Despite this, the NHS was remarkably resilient through the peak of the coronavirus pandemic. Hospitals were not overwhelmed, ventilators did not reach capacity, sick patients were not turned away as they were in parts of Italy and Spain, and the swiftly erected Nightingale hospitals were left unused. 

And yet the service’s successful performance in meeting the largest public health challenge it has ever faced was down to its early and wise abandonment of all the provisions, structures and recommendations detailed in the Health and Social Care Act.

“The United Kingdom has not done well, by any international comparisons,” said Dr Murray. “But it’s interesting that the bit that probably did work pretty well was actually the NHS.

“It really did ignore the 2012 act by coming together. Organisations were swapping staff, swapping resources and moving patients around. In many parts of the country, they effectively acted as one. What we saw through Covid was quite the opposite of competition. Organisations did turn to each other to help each other and provided a coordinated response across whole geographies, often working with the voluntary sector too. They didn’t compete – they cooperated.”

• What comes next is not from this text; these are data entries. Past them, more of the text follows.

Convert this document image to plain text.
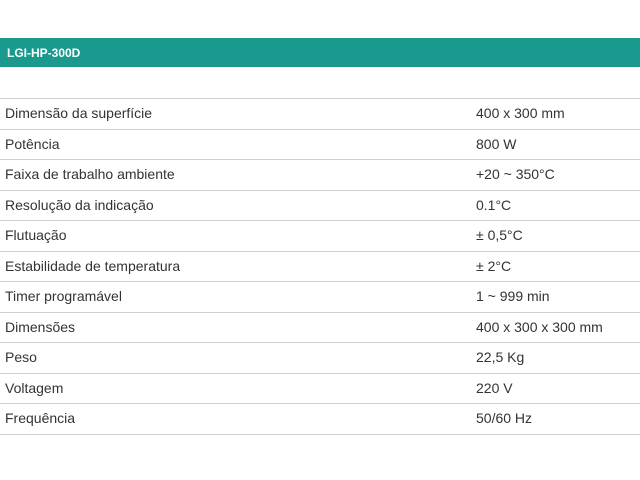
LGI-HP-300D
Dimensão da superfície	400 x 300 mm
Potência	800 W
Faixa de trabalho ambiente	+20 ~ 350°C
Resolução da indicação	0.1°C
Flutuação	± 0,5°C
Estabilidade de temperatura	± 2°C
Timer programável	1 ~ 999 min
Dimensões	400 x 300 x 300 mm
Peso	22,5 Kg
Voltagem	220 V
Frequência	50/60 Hz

Nick Davies, programme director at think tank the Institute for Government, has noted that throughout the pandemic “health bodies have done their best to work around the 2012 act”.  But as this government embarks on what is billed as a sweeping legislative agenda post-Covid, supposedly with the aim of revolutionising Whitehall, streamlining the civil service, and bringing public services into the 21st century, it would do well to remember that the best laid plans for “more top-down reorganisation” can go awry. Market dogmas and the competition agenda do not necessarily translate into better outcomes.